A hero with exquisite balance

Mandela revolutionized South Africa without destroying it.

MANDELA: THE AUTHORIZED BIOGRAPHY by Anthony Sampson Alfred A. Knopf 688 pp.,$30

The world hungers for heroes like Nelson Mandela. South Africa's transition from apartheid to majority rule unfolded at a time when there was no shortage of "big stories" on the world's screen: the fall of the Berlin Wall, Czechoslovakia's Velvet Revolution, and Boris Yeltsin's heroism in facing down the antigovernment coup in Moscow.

But even in these extraordinary times, the first president of a multiracial South Africa towers above his peers on the world stage. He was - and is - no saint, but an authentic hero. That he was able, as this excellent new biography makes clear, to save his country from political chaos is one of the great moral and political achievements of our time.

His life is also a study in leadership. As his experience illustrates, that intangible but unmistakable quality includes instincts and upbringing, as well as the outward gestures that we presumably all could teach ourselves to make, if we only thought of it.

In Mandela's case, these include everything from his attention to his physical presence and his clothes to his willingness to invest time and intellectual energy in learning the Afrikaans language and reading its literature, the better to understand his adversaries.

Mandela is a great-grandson of Ngubengcuka, the great king of the Tembu people, who ruled before the British imposed their power on Tembuland, the southern part of the Transkei. This regal background may explain why he and Queen Elizabeth of England seem to relate so well to each other, royal to royal, as it were. (Margaret Thatcher proved a notably pricklier character, however.) Like many mission-educated children of his era, he acquired an imperial British first name at the start of his schooling. Yes, he really was named for Lord Nelson, hero of the Battle of Trafalgar.

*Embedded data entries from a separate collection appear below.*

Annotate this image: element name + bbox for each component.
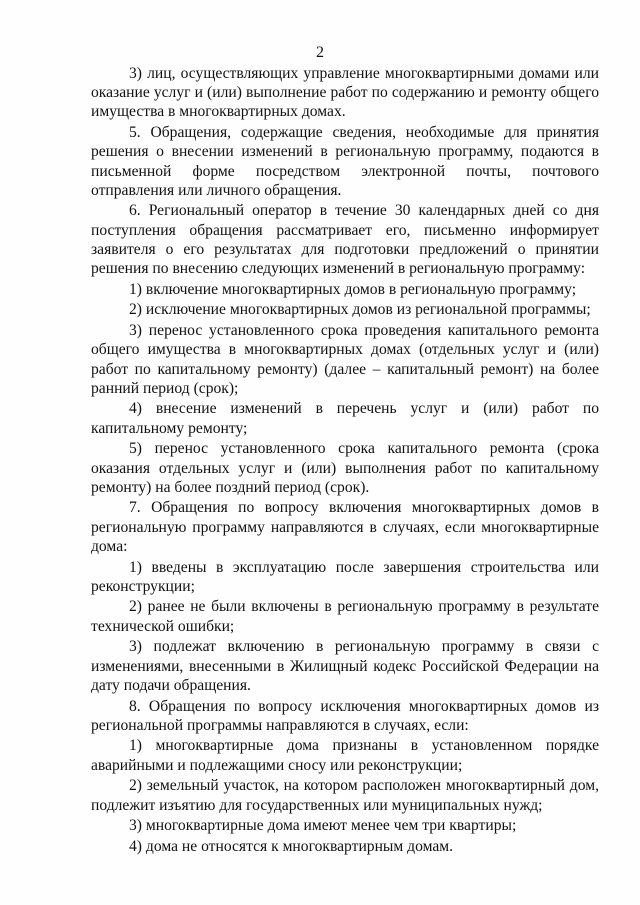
list-item-not-apartment: 4) дома не относятся к многоквартирным домам.	[129, 837, 454, 855]
list-item-exclusion: 2) исключение многоквартирных домов из региональной программы;	[129, 301, 591, 319]
list-item-technical-error: 2) ранее не были включены в региональную программу в результате технической ошибки;	[91, 598, 599, 635]
document-body	[91, 64, 599, 856]
page-number: 2	[316, 44, 324, 61]
paragraph-6-regional-operator: 6. Региональный оператор в течение 30 календарных дней со дня поступления обращения рассматривает его, письменно информирует заявителя о его результатах для подготовки предложений о принятии решения по внесению следующих изменений в региональную программу:	[91, 202, 599, 278]
paragraph-5-appeals-form: 5. Обращения, содержащие сведения, необходимые для принятия решения о внесении изменений в региональную программу, подаются в письменной форме посредством электронной почты, почтового отправления или личного обращения.	[91, 124, 599, 199]
list-item-services-list: 4) внесение изменений в перечень услуг и (или) работ по капитальному ремонту;	[91, 400, 599, 437]
paragraph-8-exclusion-cases: 8. Обращения по вопросу исключения многоквартирных домов из региональной программы направляются в случаях, если:	[91, 697, 599, 734]
list-item-emergency: 1) многоквартирные дома признаны в установленном порядке аварийными и подлежащими сносу или реконструкции;	[91, 737, 599, 774]
paragraph-7-inclusion-cases: 7. Обращения по вопросу включения многоквартирных домов в региональную программу направляются в случаях, если многоквартирные дома:	[91, 499, 599, 555]
list-item-housing-code: 3) подлежат включению в региональную программу в связи с изменениями, внесенными в Жилищный кодекс Российской Федерации на дату подачи обращения.	[91, 638, 599, 694]
list-item-earlier-period: 3) перенос установленного срока проведения капитального ремонта общего имущества в многоквартирных домах (отдельных услуг и (или) работ по капитальному ремонту) (далее – капитальный ремонт) на более ранний период (срок);	[91, 322, 599, 397]
list-item-land-seizure: 2) земельный участок, на котором расположен многоквартирный дом, подлежит изъятию для государственных или муниципальных нужд;	[91, 777, 599, 814]
list-item-inclusion: 1) включение многоквартирных домов в региональную программу;	[129, 280, 577, 298]
list-item-three-apartments: 3) многоквартирные дома имеют менее чем три квартиры;	[129, 817, 517, 835]
paragraph-item-3-managers: 3) лиц, осуществляющих управление многоквартирными домами или оказание услуг и (или) выполнение работ по содержанию и ремонту общего имущества в многоквартирных домах.	[91, 65, 599, 121]
list-item-later-period: 5) перенос установленного срока капитального ремонта (срока оказания отдельных услуг и (или) выполнения работ по капитальному ремонту) на более поздний период (срок).	[91, 440, 599, 496]
list-item-commissioned: 1) введены в эксплуатацию после завершения строительства или реконструкции;	[91, 558, 599, 595]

His equivalent of a log-cabin childhood was among the huts of Qunu in the Transkei. As Sampson notes, "The security and simplicity of his rural upbringing played a crucial part in forming his political confidence."

But his capacity for heroic political leadership was also enlarged and refined during his 27 years in prison, as Sampson explains.

"In the microcosm of prison, stripped of all political trappings - platforms, megaphones, newspapers, crowds, well-tailored suits - and confined with his colleagues every day, he was able, as he put it, to stand back from himself, to see himself as others saw him. He learned to control his temper and strong will, to empathize and persuade, and to extend his influences and authority, not just over the other prisoners, but over the warders."

That he had the character to emerge not embittered but transformed by his ordeal will prove one of the great notes of human history. He quite literally, and profoundly, "led captivity captive," to borrow the Psalmist's phrase.

Mandela's first stay on Robben Island was for only a few weeks, but it was, Sampson writes, "long enough to make his mark, and to establish the principle he was to follow throughout his prison years: that the behavior of the warders was determined by a prisoner's attitude to them. He would often recall his first encounter with one of the Kleynhans brothers, who shouted, 'Here I am your boss!' and told him and the other three prisoners to jog to the cells, as if they were cattle. Mandela insisted on walking in front, deliberately slowing the pace, while Kleynhans yelled, 'We will kill you!'"

When it was first handed down, his life sentence came as a relief: He had been braced for hanging on a charge of sabotage for his part in the African National Congress's armed struggle against apartheid.

The armed struggle was largely symbolic, and rather amateurish to boot, as we read. The ANC's collective expertise in explosives was limited. More to the point, Mandela didn't want to unleash the kind of violence in his country that had characterized the Algerian struggle for independence, for instance.

The ANC, however, felt it had to maintain the threat of violence to keep the white regime's minds focused on the struggle - even though renouncing violence would have made Mandela a free man.

Sampson, a British journalist and the author of nearly 20 books, has known Mandela since before the latter's imprisonment.

Despite the phrase "authorized biography" in the title, this book has an edge. Sampson details Mandela's often strained family relationships compassionately but candidly. Discussing Mandela's second wife, Winnie, he acknowledges the special difficulties she had to endure while her famous husband was in prison, but doesn't shrink from the issues of her complicity in the murder of young Stompie Seipei by her bodyguards.

The more serious issues Sampson discusses are whether this universal hero would actually be able to reconnect with a country that had grown up without him, and whether he would be able to control the violence that threatened to plunge South Africa into all-out civil war after all.

The answer on both counts was yes - much to the good fortune of his country and the world.

*Ruth Walker is the Monitor's correspondent in Toronto.